The colour is all around us – it’s in the stems of our salad sorrel and in our spice cabinets too. We just need to learn to look for it, and try it out, and then, keep experimenting.
Recently at the 107 rooftop garden we held our first Natural Dyeing course with textile artist Samorn Sanixay – it was a blast.
Plants, flowers, roots and leaves. Everywhere.

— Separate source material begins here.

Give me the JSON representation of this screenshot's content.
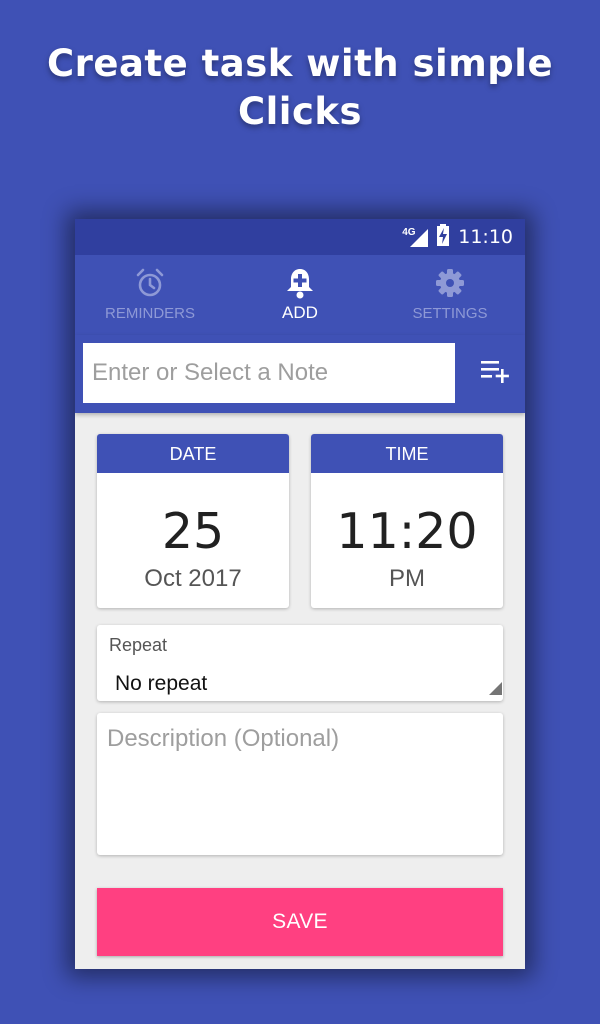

People experimenting with colours and techniques and dyeing cloth on tables, the floor, and around the garden outside.
We touched on direct application dyeing, how to make a compost scarf, eco prints, shibori.
The room was full of pots and bowls of fermented mulberries, illawarra plums, piles of rose petals, indigo, pastes of turmeric, and other random things of uncertain origin.
It was chaos crossed with discovery, which is the best kind. And underlined by centuries of traditional techniques, and possible futures.
Plant Dyes to try these holidays
Ready to play? Grab some raw silk or raw cotton (or regular cotton if that’s all you can find) and try:
Turmeric – either the raw plant or the powder – steep the grated raw plant or powder in water and use as a dye bath, or paint on the powder as a paste, and leave for 24 hours. You’ll get hues from gold through to orange.
Pomegranate – steep the red of the inside, or the skin, to make a dye bath that will turn silk and cotton red through to purple.
Once your fabric is dyed, soak it in rice water leftover from making rice – the starch will act as a natural fixative and help hold the dye, though the two dyes listed above will hold fast on their own.
A big thanks to all the students who came along and to Samorn Sanixay (and Jeanne) from Eastern Weft for leading the learning.